Example fake provider:
throw new Error("simulated failure")
Expected:
retry attempts increment
message eventually marked "dead"
Then test dead-letter retry endpoint.
5. SSE Event Stream
Connect to:
GET /api/events/stream
Send a message.
Verify events received:
message_received
response_ready
Ensures UI and integrations remain stable.
6. Persistence Across Restart
- Send message
- Restart server
- Verify queue state persists
Confirms SQLite persistence behavior.
Integration Test Implementation
Example structure:
tests/
integration/
core-message.test.ts
routing.test.ts
queue-state.test.ts
dead-letter.test.ts
sse-events.test.ts
Test environment setup:
HOME=$(mktemp -d)
TINYCLAW_PROVIDER=fake
PORT=3777
Startup command example:
node dist/server.js
Then tests interact only through the HTTP API.
Layer 2: Cross-OS Release Smoke Tests
Integration tests verify functionality.
But releases must also verify installation works on real user systems.

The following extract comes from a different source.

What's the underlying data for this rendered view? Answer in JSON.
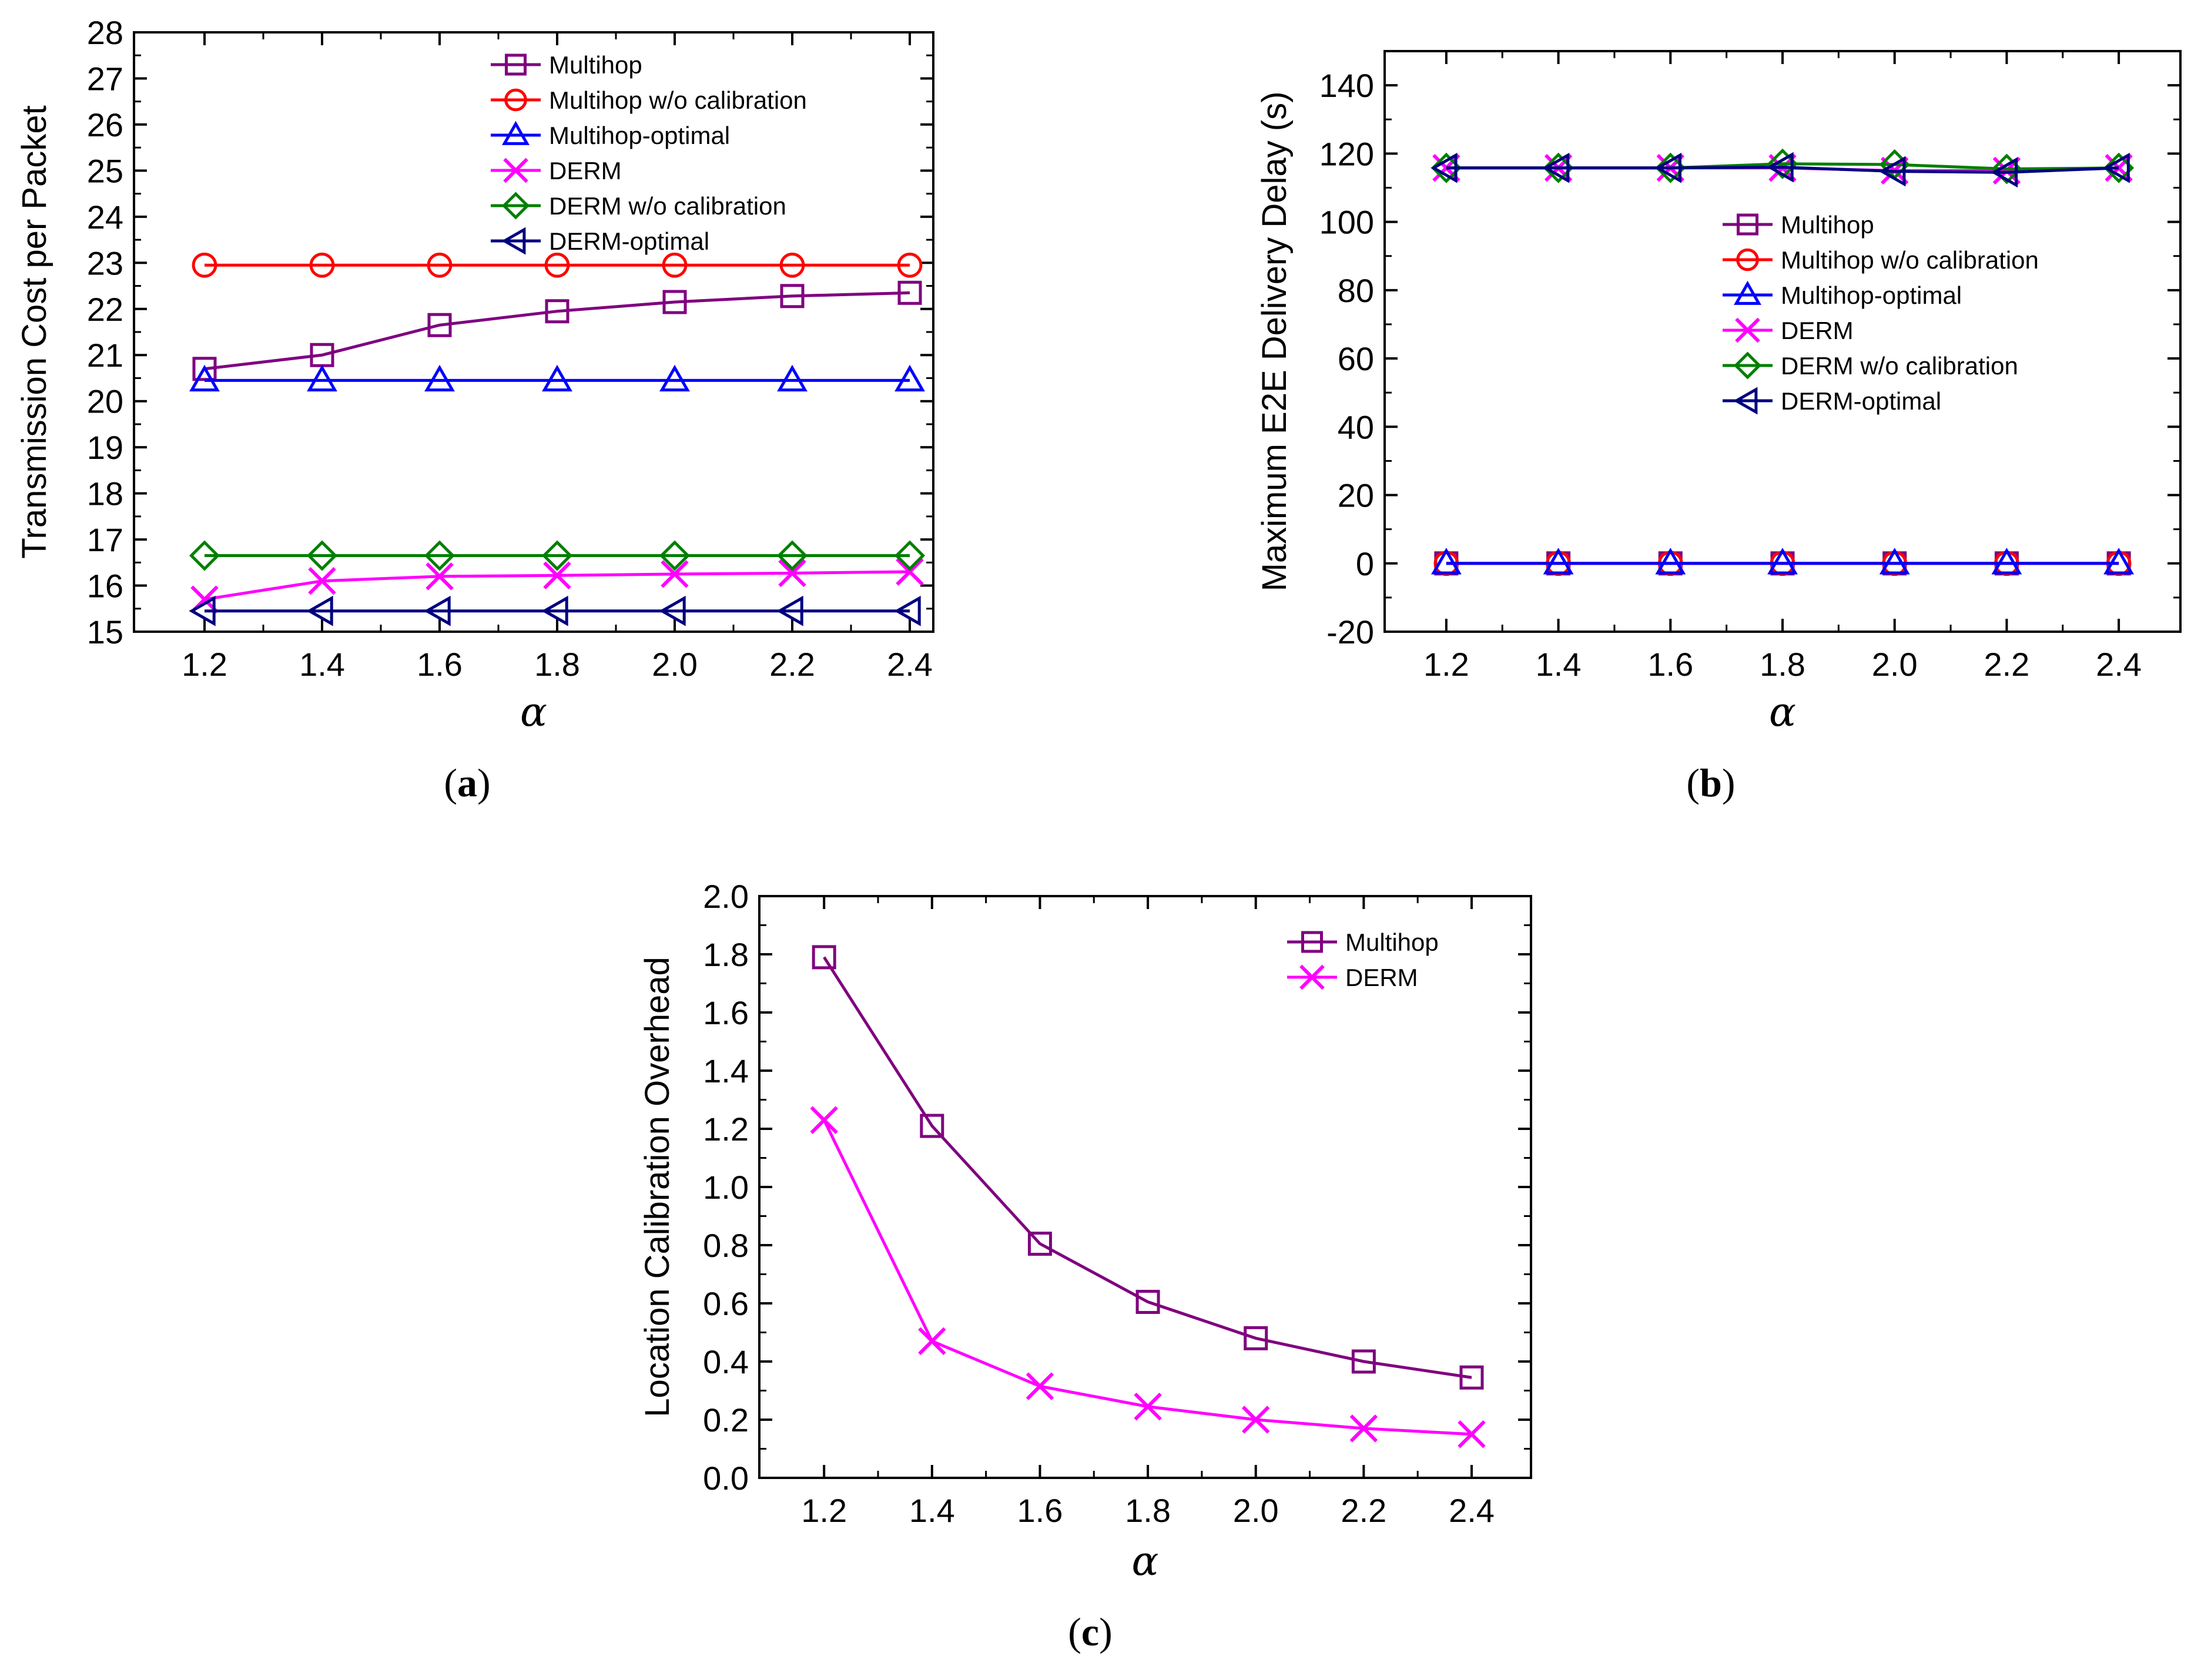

A CI matrix ensures TinyClaw runs on:
ubuntu-latest
macos-latest
windows-latest (WSL)
These tests should mimic how users actually install TinyClaw.
Smoke Test Workflow
Each OS runner should:
Step 1: Install TinyClaw
Example:
npm install
npm run build
or test the installer script if present.
Step 2: Start TinyClaw
tinyclaw start
Verify server starts on port 3777.
Step 3: Basic API Flow
Run a minimal message test:
POST /api/message
GET /api/responses
Verify response exists.
Step 4: CLI Sanity
Check commands:
tinyclaw --help
tinyclaw agents
tinyclaw queue status
Ensures CLI packaging works.
Example GitHub Actions Workflow
name: smoke-tests
on:
pull_request:
push:
branches: [main]
jobs:
smoke:
strategy:
matrix:
os: [ubuntu-latest, macos-latest, windows-latest]
runs-on: ${{ matrix.os }}
steps:
- uses: actions/checkout@v4
- uses: actions/setup-node@v4
with:
node-version: 20
- run: npm install
- run: npm run build
- run: node dist/server.js &
- run: sleep 5
- run: |
curl -X POST http://localhost:3777/api/message \
-H "Content-Type: application/json" \
-d '{"text":"hello test"}'
- run: |
curl http://localhost:3777/api/responses
Benefits
This approach provides:
Release Safety
Prevents regressions in:
- message routing
- queue processing
- persistence
- API contracts
Cross-Platform Confidence
Verifies TinyClaw works on:
- macOS
- Linux
- Windows (WSL)
Fast CI
Tests are:
- deterministic
- offline
- quick
Minimal Maintenance
The suite focuses only on core runtime guarantees, not exhaustive coverage.
Suggested Repository Changes
tests/
integration/
src/
providers/
fake-provider.ts
.github/workflows/
smoke-tests.yml
Add script:
npm run test:integration
Expected Outcome
After implementing this suite:
- Releases cannot break the message pipeline
- Installation failures across OS are caught before release
- Contributors can run integration tests locally
- Maintainers gain confidence to ship quickly
This aligns with TinyClaw’s rapid development style while ensuring the core system remains stable.